Richardson on Wednesday became the first woman to lead the U.S. Army Forces Command in Fort Bragg, N.C., the largest command in the Army, representing 776,000 soldiers and 96,000 civilians. As commander, Richardson will oversee the training and deployment of combat troops.
The promotion to acting commanding general will be on an interim basis, the Army said, until a new commander is chosen and confirmed by the Senate. Richardson replaces Gen. Robert B. “Abe” Abrams, who is leaving to lead U.S. Forces Korea.
“You’re going to be commanding this command for a considerable length of time,” Army Chief of Staff Mark A. Milley said to Richardson at a ceremony on Wednesday. “It will be measured in months, not days or weeks. We know that you’re going to do a great job and we know that everyone in forces command is going to do as great a job for Laura Richardson as you did for Abe Abrams.”
Richardson has made it a habit of breaking down barriers throughout her career.
In 2012, she became the first woman to serve as an Army division deputy commander for the 1st Cavalry Division in Fort Hood, Texas — considered one of the branch’s most-powerful and storied units.
And last year, Richardson became the first woman to serve as deputy commander of forces command.
“Each of my assignments — from platoon leader to company commander to the commanding general of the Operational Test Command — has challenged me to learn and excel as a soldier and a leader,” she said at the time.

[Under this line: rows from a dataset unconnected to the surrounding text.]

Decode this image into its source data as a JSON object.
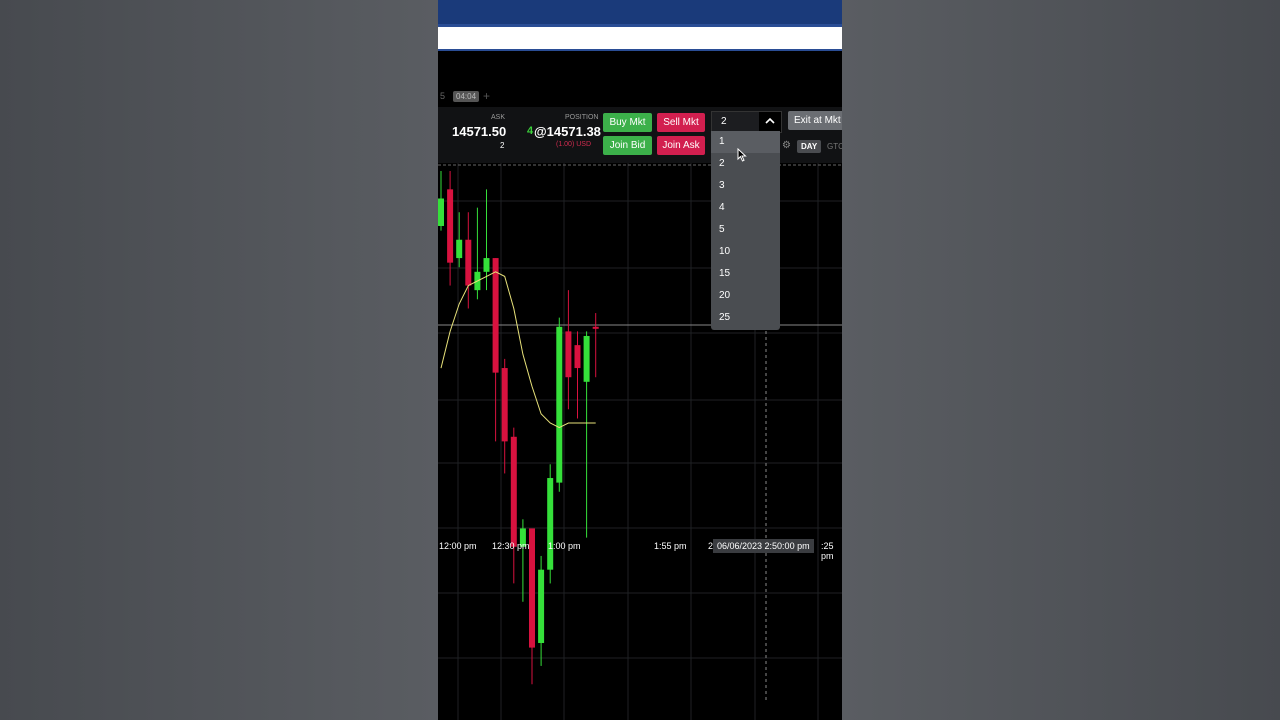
{
  "tab": {
    "label": "5",
    "time": "04:04",
    "plus": "+"
  },
  "orderbar": {
    "ask_label": "ASK",
    "ask_price": "14571.50",
    "ask_size": "2",
    "position_label": "POSITION",
    "position_qty": "4",
    "position_price": "@14571.38",
    "position_pnl": "(1.00) USD",
    "buy_mkt": "Buy Mkt",
    "sell_mkt": "Sell Mkt",
    "join_bid": "Join Bid",
    "join_ask": "Join Ask",
    "exit_mkt": "Exit at Mkt",
    "day": "DAY",
    "gtc": "GTC",
    "gear_icon": "gear-icon"
  },
  "quantity": {
    "selected": "2",
    "toggle_icon": "chevron-up-icon",
    "options": [
      "1",
      "2",
      "3",
      "4",
      "5",
      "10",
      "15",
      "20",
      "25"
    ],
    "hovered": "1"
  },
  "chart_data": {
    "type": "candlestick",
    "x_ticks": [
      "12:00 pm",
      "12:30 pm",
      "1:00 pm",
      "1:55 pm",
      "2",
      ":25 pm"
    ],
    "crosshair_time": "06/06/2023 2:50:00 pm",
    "colors": {
      "up": "#35e03a",
      "down": "#d8123f",
      "ma": "#e8e27a",
      "grid": "#1f2124",
      "crosshair": "#888888"
    },
    "y_range": [
      14490,
      14605
    ],
    "crosshair_price": 14571.4,
    "candles": [
      {
        "dir": "up",
        "o": 14593,
        "h": 14605,
        "l": 14592,
        "c": 14599
      },
      {
        "dir": "down",
        "o": 14601,
        "h": 14605,
        "l": 14580,
        "c": 14585
      },
      {
        "dir": "up",
        "o": 14586,
        "h": 14596,
        "l": 14584,
        "c": 14590
      },
      {
        "dir": "down",
        "o": 14590,
        "h": 14596,
        "l": 14575,
        "c": 14580
      },
      {
        "dir": "up",
        "o": 14579,
        "h": 14597,
        "l": 14577,
        "c": 14583
      },
      {
        "dir": "up",
        "o": 14583,
        "h": 14601,
        "l": 14579,
        "c": 14586
      },
      {
        "dir": "down",
        "o": 14586,
        "h": 14586,
        "l": 14546,
        "c": 14561
      },
      {
        "dir": "down",
        "o": 14562,
        "h": 14564,
        "l": 14539,
        "c": 14546
      },
      {
        "dir": "down",
        "o": 14547,
        "h": 14549,
        "l": 14515,
        "c": 14523
      },
      {
        "dir": "up",
        "o": 14523,
        "h": 14529,
        "l": 14511,
        "c": 14527
      },
      {
        "dir": "down",
        "o": 14527,
        "h": 14527,
        "l": 14493,
        "c": 14501
      },
      {
        "dir": "up",
        "o": 14502,
        "h": 14521,
        "l": 14497,
        "c": 14518
      },
      {
        "dir": "up",
        "o": 14518,
        "h": 14541,
        "l": 14515,
        "c": 14538
      },
      {
        "dir": "up",
        "o": 14537,
        "h": 14573,
        "l": 14535,
        "c": 14571
      },
      {
        "dir": "down",
        "o": 14570,
        "h": 14579,
        "l": 14553,
        "c": 14560
      },
      {
        "dir": "down",
        "o": 14567,
        "h": 14570,
        "l": 14551,
        "c": 14562
      },
      {
        "dir": "up",
        "o": 14559,
        "h": 14570,
        "l": 14525,
        "c": 14569
      },
      {
        "dir": "down",
        "o": 14571,
        "h": 14574,
        "l": 14560,
        "c": 14571
      }
    ],
    "ma_values": [
      14562,
      14570,
      14576,
      14580,
      14581,
      14582,
      14583,
      14582,
      14575,
      14565,
      14558,
      14552,
      14550,
      14549,
      14550,
      14550,
      14550,
      14550
    ]
  }
}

Richardson now has the “unenviable task” of doing her deputy job in addition to her new role as acting commander, Col. Michael T. Lawhorn, Forces Command’s director of public affairs, said.
Richardson has a great understanding for how forces command works, Lawhorn said. “She was certainly the right choice when she was named deputy commanding general.”
Richardson grew up in Northglenn, the eldest of four siblings. She graduated from Metropolitan State University of Denver with a degree in psychology.
She was always precocious, earning her civilian pilot’s license at the age of 16. Her first assignment after flight school was in Korea with the 17th Aviation Brigade. She served as military aide to former Vice President Al Gore and as a liaison to the U.S. Senate.
But she has always found her calling as a leader in the field.
“The command thing, being able to lead America’s sons and daughters, to teach and train them, go to combat with them, is by far the most rewarding position I’ve had,” Richardson told the Denver Post in 2012. “If you’d asked me at ROTC at Metro State if I’d ever be a commander in combat, flying helicopters, or the vice president’s military aide, I never would have believed that.”